Fast forward a few years, and now I'm using my torch for soldering, coloring metal, and creating beads on wire. I learned torch-fired soldering in a class in a bead store, using the little butane torches. Well, at home of course I was going to use my big macho torch. I set up a safe area on my dining room table by laying down a 12" square tile, placing a fire brick on top, and I was good to go. Until I lit that torch and blew little balls of solder all across my beautiful table! It was like mercury balls running around, only these were red hot. Luckily, I didn't burn the table. From then on, I did all my torch work outside on the patio.

After ten years, the torch for my propane canister has finally died. I had to make that trip to Home Depot for a replacement. And what do I see? The wimpy little torches have grown up! I see the butane torches are stronger, have multiple tips, and can refill easily. I have now un-machoed myself, and will be using this smaller torch.
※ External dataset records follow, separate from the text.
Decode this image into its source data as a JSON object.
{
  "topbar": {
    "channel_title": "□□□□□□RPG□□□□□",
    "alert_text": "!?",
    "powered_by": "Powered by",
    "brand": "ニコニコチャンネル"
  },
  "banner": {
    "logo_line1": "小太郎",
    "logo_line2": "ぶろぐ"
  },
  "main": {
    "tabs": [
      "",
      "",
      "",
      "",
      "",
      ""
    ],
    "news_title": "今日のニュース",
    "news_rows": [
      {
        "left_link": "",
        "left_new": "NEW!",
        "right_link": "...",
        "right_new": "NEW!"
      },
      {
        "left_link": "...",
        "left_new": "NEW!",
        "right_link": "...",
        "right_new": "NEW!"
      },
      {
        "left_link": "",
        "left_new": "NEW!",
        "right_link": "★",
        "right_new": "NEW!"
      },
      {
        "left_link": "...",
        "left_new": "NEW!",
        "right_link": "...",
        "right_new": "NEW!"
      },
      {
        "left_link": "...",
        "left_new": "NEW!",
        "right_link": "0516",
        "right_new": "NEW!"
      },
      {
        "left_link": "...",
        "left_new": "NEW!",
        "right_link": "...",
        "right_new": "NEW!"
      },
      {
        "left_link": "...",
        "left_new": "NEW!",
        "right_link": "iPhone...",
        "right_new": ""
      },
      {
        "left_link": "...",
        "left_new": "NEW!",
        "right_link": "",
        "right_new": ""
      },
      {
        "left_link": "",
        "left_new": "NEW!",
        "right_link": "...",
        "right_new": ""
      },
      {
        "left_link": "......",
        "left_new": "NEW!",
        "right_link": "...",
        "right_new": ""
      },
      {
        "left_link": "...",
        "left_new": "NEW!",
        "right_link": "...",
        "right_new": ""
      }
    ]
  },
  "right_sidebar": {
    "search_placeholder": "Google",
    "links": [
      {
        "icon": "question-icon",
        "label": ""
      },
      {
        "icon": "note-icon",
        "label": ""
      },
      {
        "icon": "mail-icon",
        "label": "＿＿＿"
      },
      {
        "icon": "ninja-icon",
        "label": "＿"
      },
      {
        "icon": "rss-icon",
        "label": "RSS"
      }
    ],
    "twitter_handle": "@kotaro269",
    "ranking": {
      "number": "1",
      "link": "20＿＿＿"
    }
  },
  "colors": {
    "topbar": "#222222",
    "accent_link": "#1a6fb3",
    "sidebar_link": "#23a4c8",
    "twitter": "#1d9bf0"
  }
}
Just the canister of my older one was bigger than it!

I tried my new torch the other day when I wanted to heat some copper pieces to give them a little color. Much to my surprise, I can use this little guy in the house right at my art table! I'm still a safety girl, but it's just not the big, honking thing the other one was. I don't think I'm at risk of accidentally lighting anything else around. And it has an easy "off" button -- the other one you had to twist the dial to turn it off. I'll definitely be using this more, especially when I just want to quickly heat up one thing.

After all this talk off torching, here's a photo of what I made. I cut out wing shapes from 24 guage copper, then torched them for a nice mottled effect. I "sewed" them together with 28 guage wire, then sewed on a little bead I made using yarn, wire and beads. Together they make a nice little dragonfly.

I made this dragonfly to go on a necklace that was started by Carol Moore. She wanted a nature theme, and she started it with a beautiful focal piece -- check out her copper butterfly wing with attached key and resined bezel photo. She said the drilling of the key to attach the rivets was quite an adventure. I'm impressed with how well she cut the copper around her etching of a butterfly stamp. In a month, after one more addition, she'll get her beautiful necklace back. I hope she likes this sneak preview!

This was a fun dragonfly to make -- you may see some more in future creations.